If you’ve ever dated a narcissist, you will identify with this post. If you haven’t ever dated a narcissist, you’re damn lucky. Few experiences make you question your self-worth, sanity, and reason to live more than being “loved” then dumped by a narcissist. I say dumped because they are people who dispose of things and people once they are used up. The first time the narc came to my house, my black lab chewed up his phone charger. Smart dog.
“Narcs” love vulnerable people. You know, widows, the broken-hearted, the poor bastard going through a mid life crisis. And the worst part is they are exactly whom you were looking for. The rescuer. The comedian. The princess. The prince. This is because they are chameleons, changing shades and personalities to be everything you had ever hoped for. Love live music? So do they. Love politics? So do they. And if you like hiding from the rest of the world, they love that best. You will find yourself saying “I can’t believe how alike we are.”
However, the moment you begin to show a sense of self outside the narc’s view, beware. The narc is king and you are merely a subject. Avoid telling truth to power if you want to stay in the narc’s good graces. Otherwise, you will be out on your can. And don’t ever criticize–you will be extracted from their life.

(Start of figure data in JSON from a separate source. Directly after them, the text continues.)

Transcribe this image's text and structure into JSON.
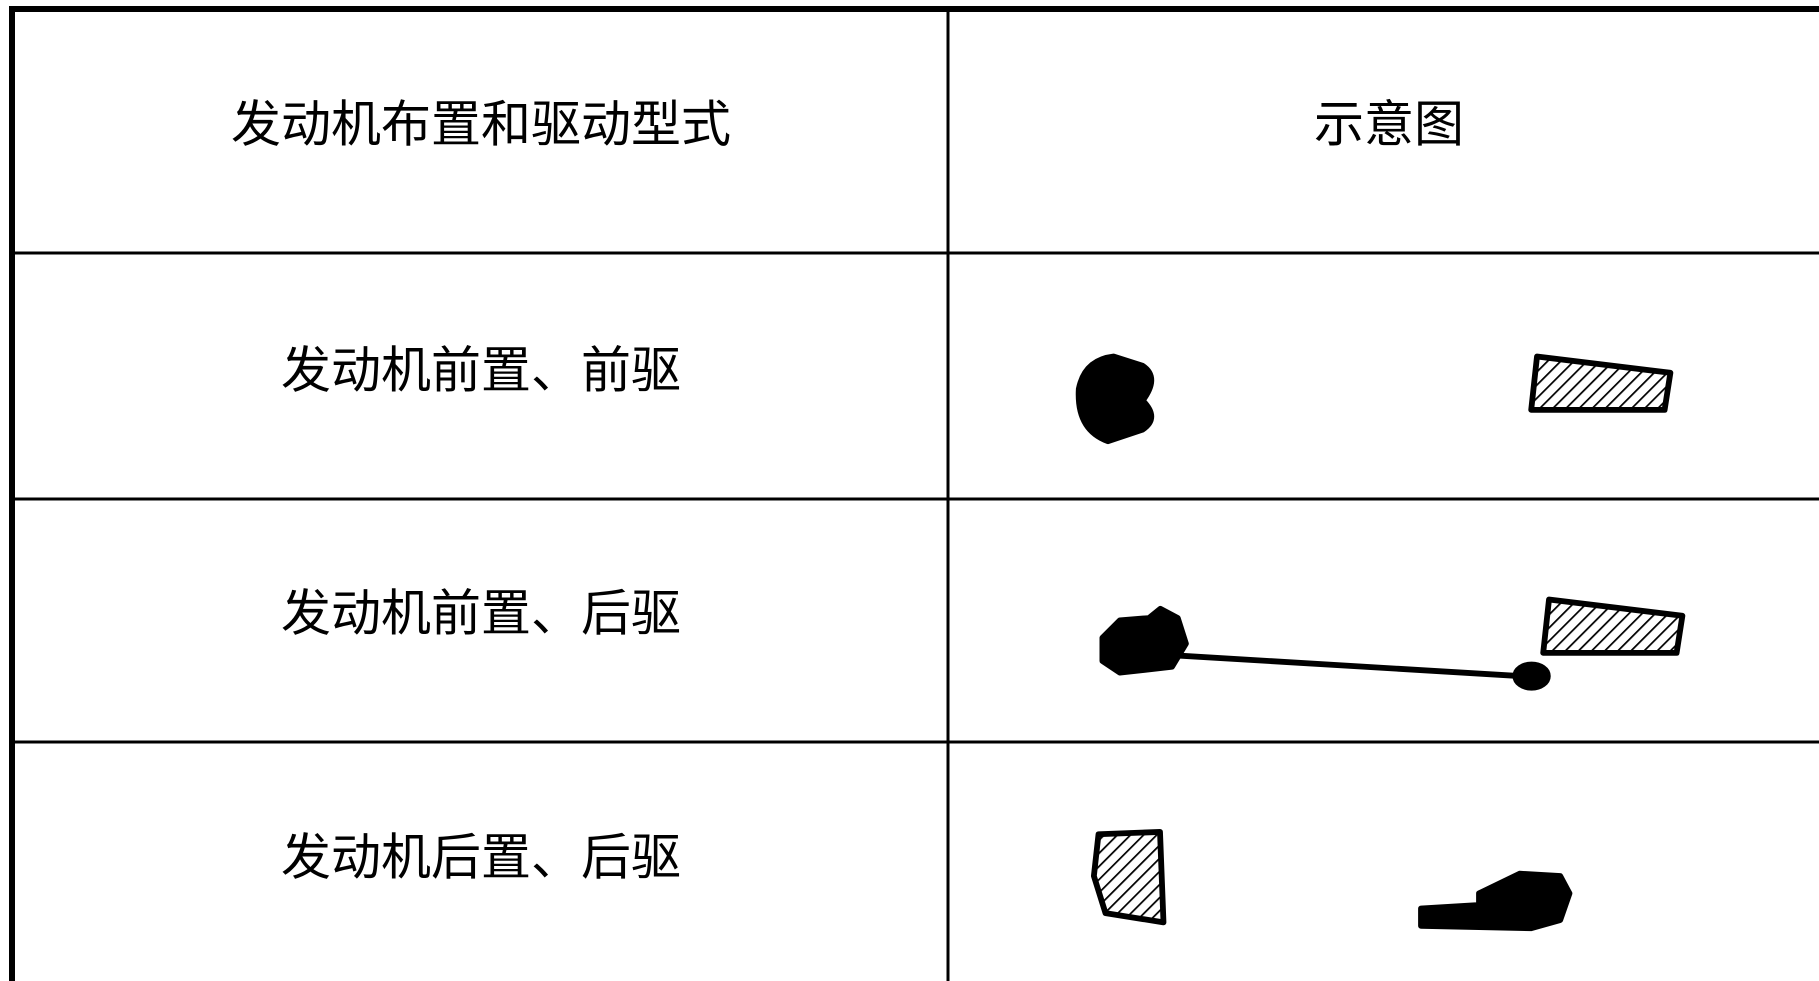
{
  "table": {
    "header": [
      "发动机布置和驱动型式",
      "示意图"
    ],
    "rows": [
      [
        "发动机前置、前驱"
      ],
      [
        "发动机前置、后驱"
      ],
      [
        "发动机后置、后驱"
      ]
    ]
  }
}
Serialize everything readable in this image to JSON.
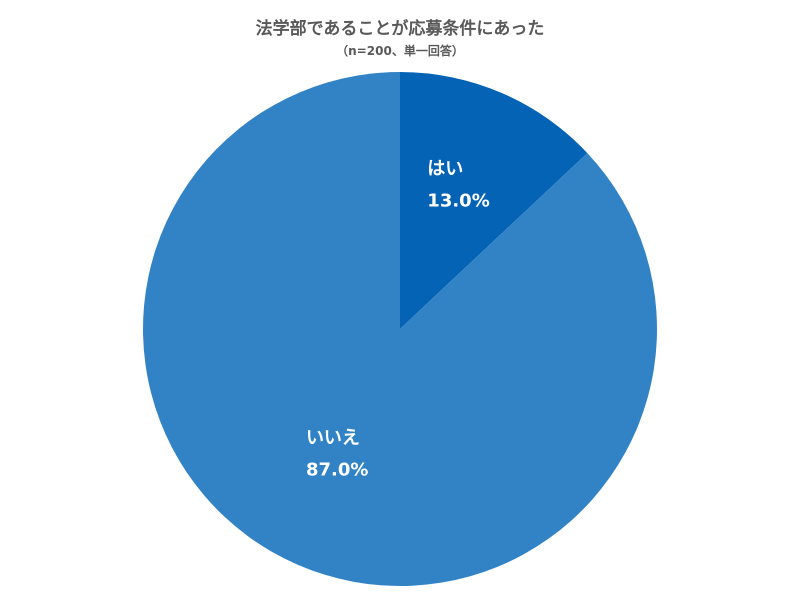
{
  "chart_data": {
    "type": "pie",
    "title": "法学部であることが応募条件にあった",
    "subtitle": "（n=200、単一回答）",
    "slices": [
      {
        "label": "はい",
        "value": 13.0,
        "display": "13.0%",
        "color": "#0563B6"
      },
      {
        "label": "いいえ",
        "value": 87.0,
        "display": "87.0%",
        "color": "#3283C6"
      }
    ],
    "start": "12 o'clock",
    "direction": "clockwise",
    "legend": "none",
    "unit": "%"
  }
}
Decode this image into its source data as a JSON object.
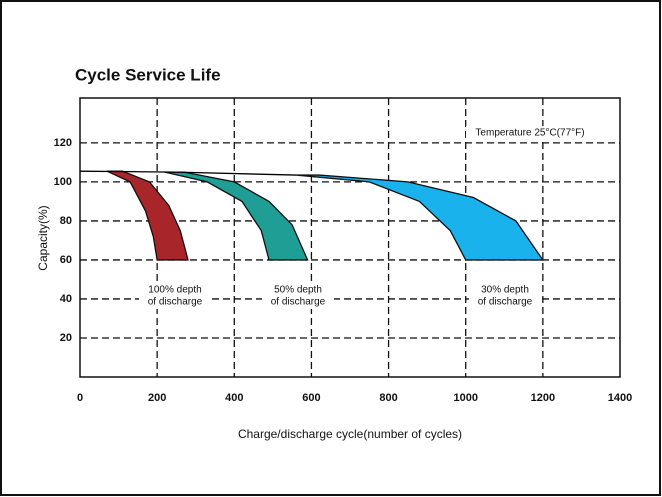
{
  "chart_data": {
    "type": "area",
    "title": "Cycle Service Life",
    "x_label": "Charge/discharge cycle(number of cycles)",
    "y_label": "Capacity(%)",
    "xlim": [
      0,
      1400
    ],
    "xticks": [
      0,
      200,
      400,
      600,
      800,
      1000,
      1200,
      1400
    ],
    "ylim": [
      0,
      143
    ],
    "yticks": [
      20,
      40,
      60,
      80,
      100,
      120
    ],
    "grid": true,
    "line": {
      "color": "#000000",
      "x": [
        0,
        250,
        560
      ],
      "y": [
        105.5,
        105,
        103.5
      ]
    },
    "series": [
      {
        "color": "#a8262a",
        "x": [
          70,
          130,
          170,
          190,
          200,
          280,
          260,
          230,
          180,
          110
        ],
        "y": [
          105.5,
          100,
          85,
          72,
          60,
          60,
          75,
          88,
          100,
          105.5
        ]
      },
      {
        "color": "#1f9e96",
        "x": [
          220,
          330,
          420,
          470,
          490,
          590,
          550,
          490,
          400,
          270
        ],
        "y": [
          105,
          100,
          90,
          75,
          60,
          60,
          78,
          90,
          100,
          105
        ]
      },
      {
        "color": "#19b2ec",
        "x": [
          560,
          750,
          880,
          960,
          1000,
          1200,
          1130,
          1020,
          850,
          620
        ],
        "y": [
          103.5,
          100,
          90,
          75,
          60,
          60,
          80,
          92,
          100,
          103.5
        ]
      }
    ],
    "annotations": [
      {
        "lines": [
          "100% depth",
          "of discharge"
        ]
      },
      {
        "lines": [
          "50% depth",
          "of discharge"
        ]
      },
      {
        "lines": [
          "30% depth",
          "of discharge"
        ]
      },
      {
        "lines": [
          "Temperature 25°C(77°F)"
        ]
      }
    ]
  }
}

One narc I dated drew me in with promises of intimacy and closeness. We had a long distance relationship, consisting of FaceTime, text messages, and emails. When we did interact in person, we were electric. He was sarcastic and cute, and I really liked him. However, his decades long pot habit had given him the memory of an errant puppy, and when I called him on it he flew into a rage.
The narc often told me to wait in the car when he stopped by a friend’s house, or the store. I thought, What the hell? Is this the 50s? He once turned to me and said, “There’s stuff in the fridge. Go make us a couple of sandwiches.” I started laughing hysterically. He said, “What’s so funny?” I thought he was joking. And yes, I made the sandwiches.
One morning after breakfast in a diner, the narc introduced me to his friend who was thinking of joining the army. I talked to this young man about my stint in the navy and how I went to college and grad school. The narc interrupted and said, “She also sells crack to kids.” On the walk to the car, I said, “Why did you do that?” The narc went bananas! “Can’t you take a fucking joke?” The narc had never finished high school.
I knew we were over when the narc barked an order at me and I said, jokingly, “Quit telling me what to do.” Right there, mid vacation, (we had three days left) he said, “I think we’d be better off as friends.” This from the guy who said we belonged together forever. I walked to the bedroom and started crying.
Over the next three days, the narc and I acted like roommates. He went back to his town, and during a long phone conversation in which we truly broke up, the narc said “Tell everyone this break up was mutual. Don’t put that shit on FB. You will look like an immature drama queen.” Would you believe I listened to him?
Luckily, the narc and I only dated a few months, and yet, I was reeling. I started running long distances and imagined his lying face beneath my right foot every time it hit the pavement. Ahhhh. Ahhh. Ahhh. I spent a lot of time crying that December.
After our mutual friends learned about the break up, they told me, “He’s a huge loser. We couldn’t figure out why you were with him.” I rolled my eyes. I fell for him because I had lost my father and the narc came to his funeral. I was so tuuched. We started texting, he called me “Baby” (puke), and the rest is history.
The red flags were abundant and waving. I should have known the minute Gus chewed his phone cord that the narc was not accepted by my very smart dog. Looking back, I see this as a wonderful learning experience. My antenna are up, and I have taken a haitus from dating. Until then, I will hang with my dogs.